La “Buona scuola” ha reso obbligatoria l’alternanza scuola-lavoro per gli studenti di tutte le scuole superiori. Difficile dare un giudizio su uno strumento appena introdotto. Ma alcune criticità sono evidenti. Le possibili soluzioni passano per una maggiore responsabilità sociale delle imprese.
Alternanza obbligatoria
La debolezza del rapporto tra scuola e mondo produttivo rappresenta una delle più evidenti criticità dell’economia e della società italiana. Per affrontarla, e ispirandosi esplicitamente all’esperienza tedesca della formazione duale, con la “Buona scuola” il governo Renzi ha modificato il decreto legislativo 77/2005 della riforma Moratti proprio in materia di “alternanza scuola-lavoro”.
Con la “Buona scuola” l’alternanza è così diventata obbligatoria (400 ore negli istituti tecnici/professionali e 200 nei licei) nell’ultimo triennio della scuola secondaria di II grado.
I primi a partire con il nuovo regime sono stati i ragazzi delle classi terze dello scorso anno. Nell’anno scolastico 2015-2016 hanno partecipato 652.641 ragazzi, coinvolgendo il 96 per cento delle scuole chiamate in causa. I percorsi di alternanza attivi sono passati da 11.585 a 29.437 (+154 per cento). Le esperienze presso le strutture ospitanti sono state 149.795, nel 36,1 per cento dei casi si è trattato di un’impresa.
Le vere criticità del modello
I numeri dei soggetti coinvolti non permettono per il momento di formulare un giudizio complessivo.
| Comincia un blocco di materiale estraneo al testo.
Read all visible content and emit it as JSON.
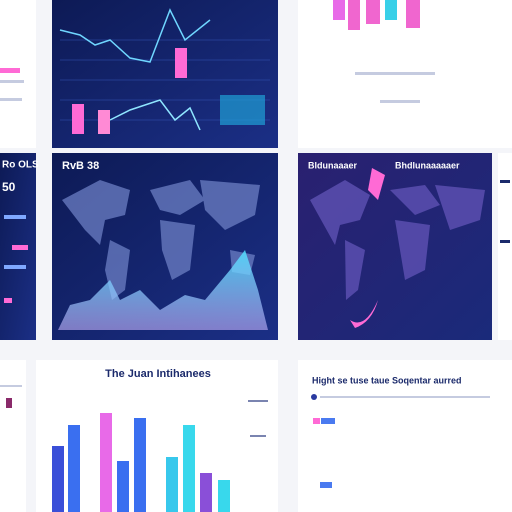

Stiamo parlando di migliaia di progetti formativi e in attesa dell’indagine qualitativa di Indire (Istituto nazionale di documentazione, innovazione e ricerca educativa), le valutazioni andrebbero fatte superando le banali strumentalizzazioni pro o contro la riforma.
Una prima “criticità” riguarda la definizione stessa del concetto di “alternanza”. Istituti professionali e licei classici gli attribuiscono infatti un significato diverso: i primi vedono lo strumento come un ponte verso il mercato del lavoro, quindi tipicamente uno strumento di orientamento al lavoro; i secondi valutano l’alternanza come strumento esclusivamente educativo. Tra i due estremi si collocano, in una versione “ibrida”, gli istituti tecnici.
Nei licei classici si aggiunge anche la difficoltà di inserire nei piani di studio le 200 ore di alternanza, che è vista spesso come un danno perché ridurrebbe il tempo da dedicare alla didattica, fondamentale nella preparazione degli studenti per il successivo passaggio verso l’università.
Una seconda rilevante criticità è stabilire in cosa consista precisamente un piano pluriennale di alternanza scuola-lavoro. È infatti possibile avere percorsi di “serie A” ben strutturati, anche con la possibilità di sviluppare project work internazionali (vedi progetto Ecli) o di garantire una sorta di brand del percorso formativo aziendale (progetto Desi II in Ducati). Oppure si possono avere attività di “serie B” dove si realizza qualche attività di orientamento, un paio di visite in azienda e un possibile stage svincolato completamente dal percorso didattico, volto a raggiungere esclusivamente il monte-ore necessario. Se da un punto di vista di adempimento formale, entrambi rispettano la riforma, nel merito si rischia di danneggiare in termini di conoscenze e competenze acquisite gli studenti del percorso di “serie B”.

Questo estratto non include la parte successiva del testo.